Sergio Ramírez
Era como una película a la que hubieran quitado el sonido. Algunos vecinos se mecían lentamente en sus mecedoras en las puertas, como si se tratara de una mañana de domingo, o una tarde de esas de tertulia apacible. No había gritos, ni lamentos, ni siquiera se oía crepitar el fuego que iluminaba las ventanas de los edificios con resplandor rojizo, ardiendo sin prisa ni estorbo porque el cuartel de bomberos se había derrumbado.
En el Campo de Marte de la avenida Roosevelt, donde funcionaban varios cuarteles y se hallaban las instalaciones de la Academia Militar, los muros del perímetro habían colapsado, y sobre un montón de escombros un gordo vestido de civil empuñaba una ametralladora Mazden, como se temiera un asalto inminente a aquellas instalaciones que no existían más.

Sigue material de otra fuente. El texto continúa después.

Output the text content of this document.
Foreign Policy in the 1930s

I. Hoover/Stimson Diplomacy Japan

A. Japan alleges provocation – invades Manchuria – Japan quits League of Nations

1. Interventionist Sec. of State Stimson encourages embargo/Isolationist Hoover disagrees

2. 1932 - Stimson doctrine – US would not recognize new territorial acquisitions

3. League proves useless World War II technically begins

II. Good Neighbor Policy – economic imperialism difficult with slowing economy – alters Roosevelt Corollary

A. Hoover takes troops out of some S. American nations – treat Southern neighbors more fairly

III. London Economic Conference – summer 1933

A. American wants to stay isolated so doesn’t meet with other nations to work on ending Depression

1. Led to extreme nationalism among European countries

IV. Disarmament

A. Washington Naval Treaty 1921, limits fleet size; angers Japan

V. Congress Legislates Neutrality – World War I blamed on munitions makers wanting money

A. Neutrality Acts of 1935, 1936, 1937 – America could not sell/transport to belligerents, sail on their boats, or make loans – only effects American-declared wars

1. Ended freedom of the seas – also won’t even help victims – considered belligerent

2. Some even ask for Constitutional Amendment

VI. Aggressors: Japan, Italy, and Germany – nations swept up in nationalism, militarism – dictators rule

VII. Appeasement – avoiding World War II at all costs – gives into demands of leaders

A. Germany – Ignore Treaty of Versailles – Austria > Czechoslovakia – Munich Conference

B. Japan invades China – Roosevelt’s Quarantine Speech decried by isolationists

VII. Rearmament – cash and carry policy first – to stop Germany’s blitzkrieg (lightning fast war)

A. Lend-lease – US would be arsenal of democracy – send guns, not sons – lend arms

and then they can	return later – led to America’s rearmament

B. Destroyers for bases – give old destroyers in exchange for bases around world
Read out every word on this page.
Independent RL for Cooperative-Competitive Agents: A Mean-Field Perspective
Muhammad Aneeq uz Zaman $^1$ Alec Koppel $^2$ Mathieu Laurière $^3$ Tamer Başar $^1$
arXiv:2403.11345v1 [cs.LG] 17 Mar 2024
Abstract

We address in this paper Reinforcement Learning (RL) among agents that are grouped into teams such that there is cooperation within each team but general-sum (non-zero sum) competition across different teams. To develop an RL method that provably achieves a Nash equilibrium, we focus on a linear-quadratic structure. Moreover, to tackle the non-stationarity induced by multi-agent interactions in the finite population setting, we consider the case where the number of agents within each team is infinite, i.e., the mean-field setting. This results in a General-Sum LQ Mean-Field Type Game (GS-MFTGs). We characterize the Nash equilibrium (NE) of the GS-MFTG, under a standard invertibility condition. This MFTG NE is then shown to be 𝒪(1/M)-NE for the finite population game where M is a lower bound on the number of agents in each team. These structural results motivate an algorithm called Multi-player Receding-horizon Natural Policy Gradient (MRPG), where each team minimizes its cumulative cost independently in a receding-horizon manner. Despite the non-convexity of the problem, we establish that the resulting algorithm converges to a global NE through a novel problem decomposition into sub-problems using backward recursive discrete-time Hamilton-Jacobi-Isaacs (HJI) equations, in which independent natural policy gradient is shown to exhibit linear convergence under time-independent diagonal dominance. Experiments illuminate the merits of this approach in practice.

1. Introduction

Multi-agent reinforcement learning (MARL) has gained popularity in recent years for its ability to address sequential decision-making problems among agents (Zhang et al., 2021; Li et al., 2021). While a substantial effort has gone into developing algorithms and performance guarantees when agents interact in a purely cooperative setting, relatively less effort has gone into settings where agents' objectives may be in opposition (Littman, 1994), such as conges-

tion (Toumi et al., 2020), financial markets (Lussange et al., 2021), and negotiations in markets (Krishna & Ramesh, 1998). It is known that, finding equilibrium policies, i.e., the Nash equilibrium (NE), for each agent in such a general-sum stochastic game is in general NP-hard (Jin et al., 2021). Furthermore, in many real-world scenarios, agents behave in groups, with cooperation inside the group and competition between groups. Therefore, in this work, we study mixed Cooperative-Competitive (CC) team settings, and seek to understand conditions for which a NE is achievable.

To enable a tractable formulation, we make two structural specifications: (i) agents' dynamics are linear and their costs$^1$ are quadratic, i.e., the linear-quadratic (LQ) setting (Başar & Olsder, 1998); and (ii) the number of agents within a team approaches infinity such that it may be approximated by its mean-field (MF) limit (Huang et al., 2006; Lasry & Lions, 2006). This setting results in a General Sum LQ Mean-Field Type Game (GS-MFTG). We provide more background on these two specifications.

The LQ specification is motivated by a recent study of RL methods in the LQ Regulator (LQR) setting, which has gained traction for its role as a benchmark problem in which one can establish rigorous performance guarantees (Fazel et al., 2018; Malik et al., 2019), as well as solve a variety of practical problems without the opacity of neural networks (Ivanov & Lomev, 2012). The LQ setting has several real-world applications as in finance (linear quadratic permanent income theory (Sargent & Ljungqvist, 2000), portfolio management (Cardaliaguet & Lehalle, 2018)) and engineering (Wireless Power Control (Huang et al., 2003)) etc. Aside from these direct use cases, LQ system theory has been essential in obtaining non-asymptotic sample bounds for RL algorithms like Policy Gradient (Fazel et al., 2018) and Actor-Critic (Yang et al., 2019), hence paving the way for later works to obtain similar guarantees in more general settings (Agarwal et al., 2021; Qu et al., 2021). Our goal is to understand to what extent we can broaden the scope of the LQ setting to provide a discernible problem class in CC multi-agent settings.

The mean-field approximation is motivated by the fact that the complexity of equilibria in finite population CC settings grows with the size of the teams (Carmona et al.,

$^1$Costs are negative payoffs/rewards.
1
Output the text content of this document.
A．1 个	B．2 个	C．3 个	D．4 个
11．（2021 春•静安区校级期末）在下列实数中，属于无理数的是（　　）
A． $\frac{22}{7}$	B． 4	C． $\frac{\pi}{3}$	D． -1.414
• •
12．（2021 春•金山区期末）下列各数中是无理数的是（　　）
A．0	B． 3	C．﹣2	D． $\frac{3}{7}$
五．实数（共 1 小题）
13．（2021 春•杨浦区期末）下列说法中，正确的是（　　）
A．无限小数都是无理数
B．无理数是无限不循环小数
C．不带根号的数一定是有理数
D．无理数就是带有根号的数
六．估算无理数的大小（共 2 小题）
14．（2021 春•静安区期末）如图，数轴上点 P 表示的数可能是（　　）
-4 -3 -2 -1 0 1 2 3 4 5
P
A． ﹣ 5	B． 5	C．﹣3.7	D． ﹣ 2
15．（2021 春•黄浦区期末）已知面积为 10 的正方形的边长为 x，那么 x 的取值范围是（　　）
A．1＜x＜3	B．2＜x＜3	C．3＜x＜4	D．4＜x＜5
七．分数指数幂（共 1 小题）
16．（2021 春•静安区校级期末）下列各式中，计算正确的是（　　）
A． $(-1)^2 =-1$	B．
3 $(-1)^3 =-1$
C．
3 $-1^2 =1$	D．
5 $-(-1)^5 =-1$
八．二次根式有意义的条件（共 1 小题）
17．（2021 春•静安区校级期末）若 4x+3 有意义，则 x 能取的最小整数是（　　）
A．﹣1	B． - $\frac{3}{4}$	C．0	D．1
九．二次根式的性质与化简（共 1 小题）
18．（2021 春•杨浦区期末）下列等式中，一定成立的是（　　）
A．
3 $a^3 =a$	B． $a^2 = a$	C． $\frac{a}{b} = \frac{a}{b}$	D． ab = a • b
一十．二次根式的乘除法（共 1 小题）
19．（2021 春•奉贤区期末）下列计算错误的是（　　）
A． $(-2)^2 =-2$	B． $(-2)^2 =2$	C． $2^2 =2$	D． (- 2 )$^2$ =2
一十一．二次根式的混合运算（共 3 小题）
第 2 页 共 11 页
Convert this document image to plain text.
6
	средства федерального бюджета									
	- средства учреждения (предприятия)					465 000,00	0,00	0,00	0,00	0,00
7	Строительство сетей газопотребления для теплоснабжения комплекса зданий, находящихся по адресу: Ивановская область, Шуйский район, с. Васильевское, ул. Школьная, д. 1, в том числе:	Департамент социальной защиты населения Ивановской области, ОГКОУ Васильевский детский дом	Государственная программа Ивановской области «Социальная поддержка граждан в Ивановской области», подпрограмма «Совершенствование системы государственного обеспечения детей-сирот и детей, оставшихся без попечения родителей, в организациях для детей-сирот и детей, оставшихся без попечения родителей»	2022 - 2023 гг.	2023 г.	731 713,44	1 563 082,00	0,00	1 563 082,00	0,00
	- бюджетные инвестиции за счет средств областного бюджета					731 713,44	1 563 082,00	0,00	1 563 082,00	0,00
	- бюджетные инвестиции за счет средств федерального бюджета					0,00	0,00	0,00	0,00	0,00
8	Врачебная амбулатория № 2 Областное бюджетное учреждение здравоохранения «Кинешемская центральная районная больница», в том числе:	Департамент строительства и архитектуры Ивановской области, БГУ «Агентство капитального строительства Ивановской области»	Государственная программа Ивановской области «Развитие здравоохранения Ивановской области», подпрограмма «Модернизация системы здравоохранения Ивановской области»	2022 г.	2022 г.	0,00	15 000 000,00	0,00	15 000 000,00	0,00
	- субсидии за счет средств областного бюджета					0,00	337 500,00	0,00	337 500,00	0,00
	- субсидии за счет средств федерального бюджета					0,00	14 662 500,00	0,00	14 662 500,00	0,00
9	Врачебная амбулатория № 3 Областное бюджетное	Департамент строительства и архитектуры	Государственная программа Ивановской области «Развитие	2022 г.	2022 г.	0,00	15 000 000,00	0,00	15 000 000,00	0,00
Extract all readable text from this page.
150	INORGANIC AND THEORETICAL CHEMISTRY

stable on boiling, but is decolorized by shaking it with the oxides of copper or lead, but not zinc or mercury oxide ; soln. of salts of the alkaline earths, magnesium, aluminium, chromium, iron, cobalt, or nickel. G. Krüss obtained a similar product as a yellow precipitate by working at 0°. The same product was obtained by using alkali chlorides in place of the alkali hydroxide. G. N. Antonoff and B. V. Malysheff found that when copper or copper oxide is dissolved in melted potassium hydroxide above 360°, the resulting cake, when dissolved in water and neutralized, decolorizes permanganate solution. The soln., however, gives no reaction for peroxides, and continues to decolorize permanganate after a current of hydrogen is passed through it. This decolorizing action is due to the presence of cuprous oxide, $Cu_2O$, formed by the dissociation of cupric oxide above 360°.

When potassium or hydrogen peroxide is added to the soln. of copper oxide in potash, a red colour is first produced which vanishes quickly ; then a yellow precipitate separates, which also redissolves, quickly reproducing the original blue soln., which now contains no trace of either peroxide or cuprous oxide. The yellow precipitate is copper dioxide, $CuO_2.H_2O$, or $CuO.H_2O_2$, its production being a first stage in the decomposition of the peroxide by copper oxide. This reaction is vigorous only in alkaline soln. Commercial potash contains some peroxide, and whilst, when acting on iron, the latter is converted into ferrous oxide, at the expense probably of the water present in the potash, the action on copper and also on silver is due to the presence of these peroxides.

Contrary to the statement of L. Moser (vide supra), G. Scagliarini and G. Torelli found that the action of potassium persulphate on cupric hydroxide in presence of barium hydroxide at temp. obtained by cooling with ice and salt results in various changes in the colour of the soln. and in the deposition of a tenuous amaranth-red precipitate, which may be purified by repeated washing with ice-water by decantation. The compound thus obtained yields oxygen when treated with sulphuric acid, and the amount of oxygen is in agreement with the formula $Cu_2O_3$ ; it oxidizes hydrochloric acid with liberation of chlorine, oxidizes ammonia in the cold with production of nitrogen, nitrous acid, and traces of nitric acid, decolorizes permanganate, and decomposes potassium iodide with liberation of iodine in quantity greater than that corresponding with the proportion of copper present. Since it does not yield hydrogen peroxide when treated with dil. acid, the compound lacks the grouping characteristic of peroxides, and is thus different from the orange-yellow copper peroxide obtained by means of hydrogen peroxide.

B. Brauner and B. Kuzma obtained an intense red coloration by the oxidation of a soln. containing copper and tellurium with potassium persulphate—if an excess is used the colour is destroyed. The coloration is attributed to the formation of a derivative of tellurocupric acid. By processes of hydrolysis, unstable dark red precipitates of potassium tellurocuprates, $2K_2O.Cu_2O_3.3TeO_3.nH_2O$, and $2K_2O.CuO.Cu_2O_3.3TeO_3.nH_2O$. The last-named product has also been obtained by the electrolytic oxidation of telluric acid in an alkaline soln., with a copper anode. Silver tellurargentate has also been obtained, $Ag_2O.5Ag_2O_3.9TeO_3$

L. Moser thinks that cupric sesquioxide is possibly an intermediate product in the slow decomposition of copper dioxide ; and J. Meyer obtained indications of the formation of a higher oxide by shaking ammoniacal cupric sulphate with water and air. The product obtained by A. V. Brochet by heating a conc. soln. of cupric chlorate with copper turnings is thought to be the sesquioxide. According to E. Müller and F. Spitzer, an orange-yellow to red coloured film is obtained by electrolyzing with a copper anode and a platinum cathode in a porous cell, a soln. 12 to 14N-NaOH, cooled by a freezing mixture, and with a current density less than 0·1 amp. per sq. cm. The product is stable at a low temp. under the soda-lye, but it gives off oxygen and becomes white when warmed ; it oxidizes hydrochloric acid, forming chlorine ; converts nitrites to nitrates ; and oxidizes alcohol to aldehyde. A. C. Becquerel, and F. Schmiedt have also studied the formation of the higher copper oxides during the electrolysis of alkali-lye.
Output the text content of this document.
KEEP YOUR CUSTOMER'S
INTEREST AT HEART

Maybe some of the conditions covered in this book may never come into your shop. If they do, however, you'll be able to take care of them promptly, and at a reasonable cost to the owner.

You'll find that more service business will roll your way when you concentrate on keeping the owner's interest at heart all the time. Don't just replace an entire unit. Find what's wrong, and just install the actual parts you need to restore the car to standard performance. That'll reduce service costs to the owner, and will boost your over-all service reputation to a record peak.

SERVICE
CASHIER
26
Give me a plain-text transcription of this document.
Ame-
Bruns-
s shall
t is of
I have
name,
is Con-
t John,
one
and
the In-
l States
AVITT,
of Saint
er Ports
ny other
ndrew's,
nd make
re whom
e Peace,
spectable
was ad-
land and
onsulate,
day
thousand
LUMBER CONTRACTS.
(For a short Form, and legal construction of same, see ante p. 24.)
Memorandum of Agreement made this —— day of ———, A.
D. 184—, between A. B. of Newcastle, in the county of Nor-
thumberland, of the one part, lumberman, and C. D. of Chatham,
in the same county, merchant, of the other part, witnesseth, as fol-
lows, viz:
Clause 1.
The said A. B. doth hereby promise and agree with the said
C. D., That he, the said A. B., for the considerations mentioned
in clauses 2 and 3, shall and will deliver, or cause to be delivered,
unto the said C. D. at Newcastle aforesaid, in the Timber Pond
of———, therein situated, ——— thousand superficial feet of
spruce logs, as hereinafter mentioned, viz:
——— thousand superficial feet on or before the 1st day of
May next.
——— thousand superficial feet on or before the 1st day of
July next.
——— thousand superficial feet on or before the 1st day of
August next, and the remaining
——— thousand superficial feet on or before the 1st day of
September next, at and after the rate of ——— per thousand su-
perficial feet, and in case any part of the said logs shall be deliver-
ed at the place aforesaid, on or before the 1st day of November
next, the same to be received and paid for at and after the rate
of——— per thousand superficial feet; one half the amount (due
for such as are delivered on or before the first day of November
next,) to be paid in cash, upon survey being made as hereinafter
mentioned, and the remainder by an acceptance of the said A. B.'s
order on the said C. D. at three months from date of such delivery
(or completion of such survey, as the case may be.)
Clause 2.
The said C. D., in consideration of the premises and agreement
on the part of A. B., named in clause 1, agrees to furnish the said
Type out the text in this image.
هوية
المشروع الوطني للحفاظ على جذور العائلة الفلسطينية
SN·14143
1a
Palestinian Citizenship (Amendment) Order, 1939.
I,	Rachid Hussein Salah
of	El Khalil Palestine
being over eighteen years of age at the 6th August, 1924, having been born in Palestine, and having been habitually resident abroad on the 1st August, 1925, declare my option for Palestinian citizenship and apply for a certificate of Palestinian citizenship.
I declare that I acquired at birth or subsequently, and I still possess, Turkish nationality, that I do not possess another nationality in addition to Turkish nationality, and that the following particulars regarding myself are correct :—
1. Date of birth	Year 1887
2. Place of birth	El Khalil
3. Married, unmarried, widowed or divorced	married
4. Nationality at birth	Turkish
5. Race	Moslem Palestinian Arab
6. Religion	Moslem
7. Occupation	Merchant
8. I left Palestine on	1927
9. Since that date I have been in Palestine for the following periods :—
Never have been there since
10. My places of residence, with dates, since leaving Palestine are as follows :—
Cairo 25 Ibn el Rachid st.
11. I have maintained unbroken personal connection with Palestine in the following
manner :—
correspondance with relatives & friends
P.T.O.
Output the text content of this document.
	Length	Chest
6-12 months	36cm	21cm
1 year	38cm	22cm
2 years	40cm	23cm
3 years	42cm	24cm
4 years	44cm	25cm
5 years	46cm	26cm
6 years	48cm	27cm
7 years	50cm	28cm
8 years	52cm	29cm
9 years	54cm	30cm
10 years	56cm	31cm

Centenares de soldados habían muertos en sus covachas, aplastados por los muros, allí y en los cuarteles de la loma de Tiscapa, donde despachaba Somoza, que se había quedado solo en su residencia de El Retiro, con el micrófono del radioteléfono de su Mercedes Benz en la mano. Nadie respondía. Unos militares estaban muertos, o heridos, otros habían desertado para correr en busca de sus familiares. Hasta después del mediodía llegarían en camiones tropas del ejército de Honduras desde Tegucigalpa, y más tarde otras de Estados Unidos, transportadas en avión desde la zona del canal de Panamá.